I ran into this while trying to track down https://bugs.debian.org/1063345 (a test failure in Debian's celery package) and confirmed that applying @brandtbucher's first patch from #115874 (comment) to Debian's python3.12 package is enough to fix the crash. Thanks!

[brandtbucher]

I scanned through the other modules. FutureIter_dealloc has a similar issue, where the module state is used to add the current futureiterobject to a free list.

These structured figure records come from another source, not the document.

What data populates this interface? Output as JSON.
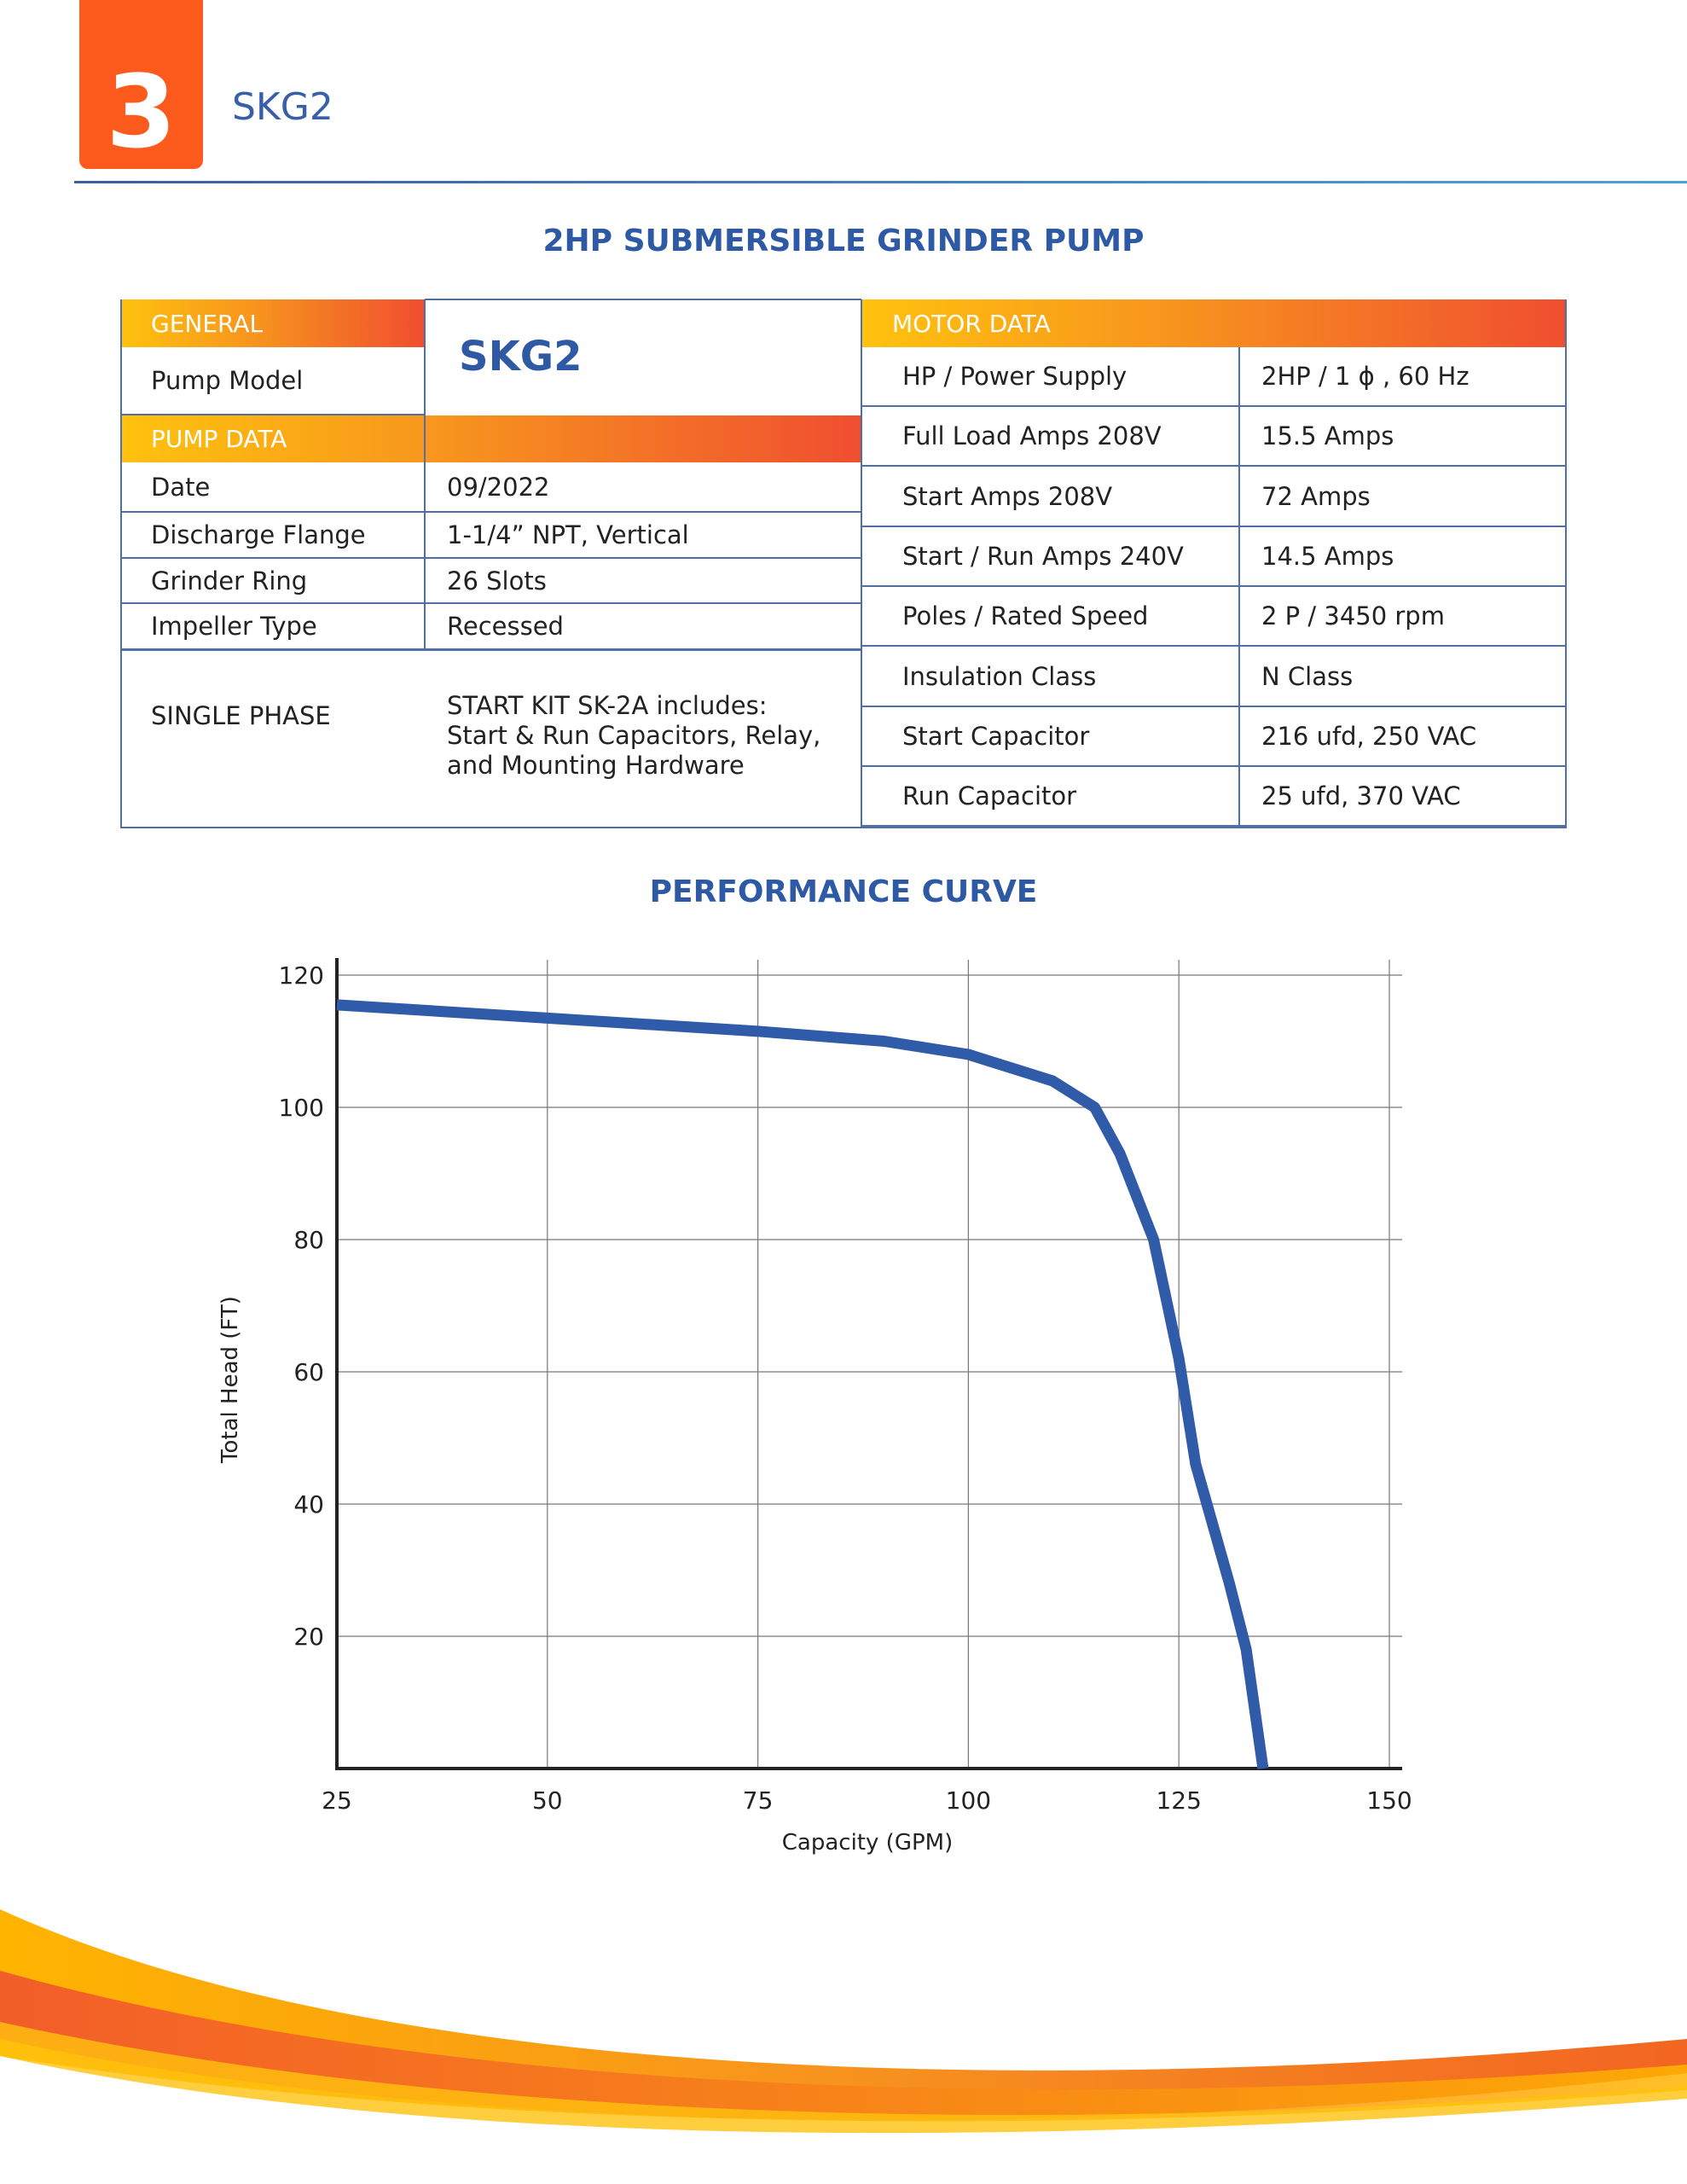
{
  "header": {
    "section_number": "3",
    "model": "SKG2"
  },
  "title": "2HP SUBMERSIBLE GRINDER PUMP",
  "general": {
    "heading": "GENERAL",
    "pump_model_label": "Pump Model",
    "pump_model_value": "SKG2"
  },
  "pump_data": {
    "heading": "PUMP DATA",
    "rows": [
      {
        "label": "Date",
        "value": "09/2022"
      },
      {
        "label": "Discharge Flange",
        "value": "1-1/4” NPT, Vertical"
      },
      {
        "label": "Grinder Ring",
        "value": "26 Slots"
      },
      {
        "label": "Impeller Type",
        "value": "Recessed"
      }
    ],
    "single_phase_label": "SINGLE PHASE",
    "single_phase_lines": [
      "START KIT SK-2A includes:",
      "Start & Run Capacitors, Relay,",
      "and Mounting Hardware"
    ]
  },
  "motor_data": {
    "heading": "MOTOR DATA",
    "rows": [
      {
        "label": "HP / Power Supply",
        "value": "2HP / 1 ϕ , 60 Hz"
      },
      {
        "label": "Full Load Amps 208V",
        "value": "15.5 Amps"
      },
      {
        "label": "Start Amps 208V",
        "value": "72 Amps"
      },
      {
        "label": "Start / Run Amps 240V",
        "value": "14.5 Amps"
      },
      {
        "label": "Poles / Rated Speed",
        "value": "2 P / 3450 rpm"
      },
      {
        "label": "Insulation Class",
        "value": "N Class"
      },
      {
        "label": "Start Capacitor",
        "value": "216 ufd, 250 VAC"
      },
      {
        "label": "Run Capacitor",
        "value": "25 ufd, 370 VAC"
      }
    ]
  },
  "chart_data": {
    "type": "line",
    "title": "PERFORMANCE CURVE",
    "xlabel": "Capacity (GPM)",
    "ylabel": "Total Head (FT)",
    "xlim": [
      25,
      150
    ],
    "ylim": [
      0,
      120
    ],
    "xticks": [
      25,
      50,
      75,
      100,
      125,
      150
    ],
    "yticks": [
      20,
      40,
      60,
      80,
      100,
      120
    ],
    "grid": true,
    "series": [
      {
        "name": "SKG2",
        "color": "#2f5ba8",
        "x": [
          25,
          50,
          75,
          90,
          100,
          110,
          115,
          118,
          122,
          125,
          127,
          131,
          133,
          135
        ],
        "y": [
          115.5,
          113.5,
          111.5,
          110,
          108,
          104,
          100,
          93,
          80,
          62,
          46,
          28,
          18,
          0
        ]
      }
    ]
  }
}
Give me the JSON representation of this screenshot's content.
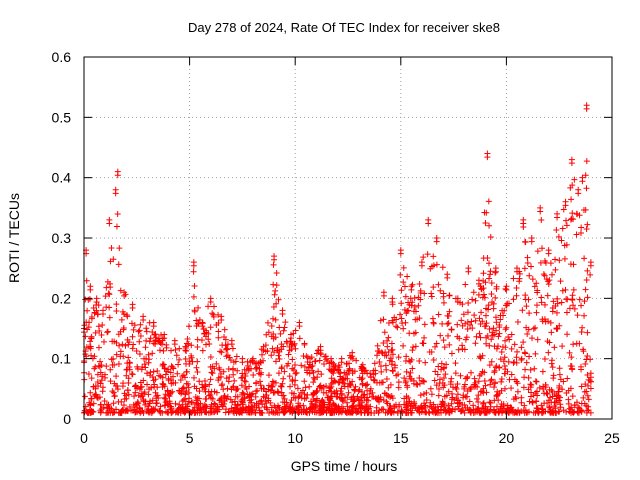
{
  "chart_data": {
    "type": "scatter",
    "title": "Day 278 of 2024, Rate Of TEC Index for receiver ske8",
    "xlabel": "GPS time / hours",
    "ylabel": "ROTI / TECUs",
    "xlim": [
      0,
      25
    ],
    "ylim": [
      0,
      0.6
    ],
    "x_ticks": [
      0,
      5,
      10,
      15,
      20,
      25
    ],
    "x_tick_labels": [
      "0",
      "5",
      "10",
      "15",
      "20",
      "25"
    ],
    "y_ticks": [
      0,
      0.1,
      0.2,
      0.3,
      0.4,
      0.5,
      0.6
    ],
    "y_tick_labels": [
      "0",
      "0.1",
      "0.2",
      "0.3",
      "0.4",
      "0.5",
      "0.6"
    ],
    "grid": true,
    "marker": "+",
    "marker_color": "#ff0000",
    "series": [
      {
        "name": "ROTI",
        "note": "dense point cloud; envelope values (hours, TECU) sampled from figure",
        "x": [
          0.0,
          0.1,
          0.3,
          0.6,
          0.9,
          1.2,
          1.5,
          1.6,
          1.9,
          2.3,
          2.8,
          3.3,
          3.8,
          4.3,
          4.8,
          5.2,
          5.6,
          6.0,
          6.5,
          7.0,
          7.5,
          8.0,
          8.5,
          9.0,
          9.4,
          9.8,
          10.2,
          10.7,
          11.2,
          11.7,
          12.2,
          12.7,
          13.2,
          13.7,
          14.2,
          14.6,
          15.0,
          15.5,
          16.0,
          16.3,
          16.7,
          17.2,
          17.7,
          18.2,
          18.7,
          19.1,
          19.5,
          20.0,
          20.5,
          20.8,
          21.2,
          21.6,
          22.0,
          22.4,
          22.8,
          23.1,
          23.4,
          23.6,
          23.8,
          24.0
        ],
        "y": [
          0.15,
          0.28,
          0.22,
          0.2,
          0.18,
          0.33,
          0.38,
          0.41,
          0.21,
          0.19,
          0.17,
          0.16,
          0.14,
          0.13,
          0.12,
          0.26,
          0.16,
          0.2,
          0.17,
          0.13,
          0.1,
          0.1,
          0.12,
          0.27,
          0.18,
          0.14,
          0.16,
          0.1,
          0.12,
          0.1,
          0.1,
          0.11,
          0.09,
          0.08,
          0.21,
          0.2,
          0.28,
          0.22,
          0.26,
          0.33,
          0.3,
          0.24,
          0.2,
          0.25,
          0.23,
          0.44,
          0.25,
          0.22,
          0.25,
          0.33,
          0.3,
          0.35,
          0.28,
          0.34,
          0.36,
          0.43,
          0.38,
          0.4,
          0.52,
          0.26
        ]
      }
    ]
  }
}
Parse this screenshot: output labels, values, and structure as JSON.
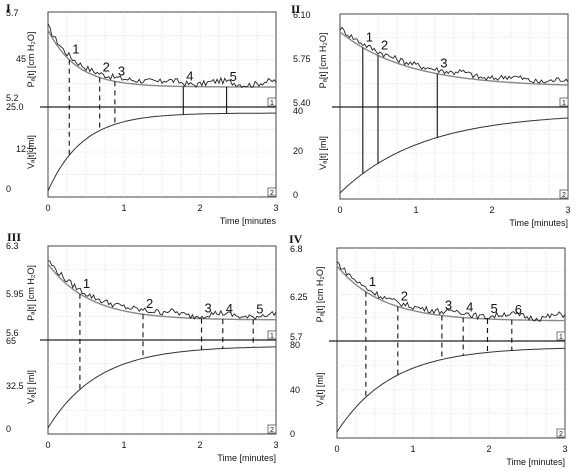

That one seems less easy to fix:

https://github.com/python/cpython/blob/main/Modules/_asynciomodule.c#L1600-L1617

[brandtbucher]

Here's a tiny reproducer for the FutureIter case:

import sys, copyreg, _asyncio
copyreg.buggy_cycle = copyreg
copyreg.buggy_futureiter = iter(_asyncio.Future())
del sys.modules["copyreg"]
# Crash!

% ./python.exe bug.py
/Users/brandtbucher/cpython/bug.py:3: DeprecationWarning: There is no current event loop
  copyreg.buggy_futureiter = iter(_asyncio.Future())
Assertion failed: (mro != NULL), function PyType_GetModuleByDef, file typeobject.c, line 4770.
zsh: abort      ./python.exe bug.py

Commenting out the state stuff in FutureIter_dealloc fixes the crash.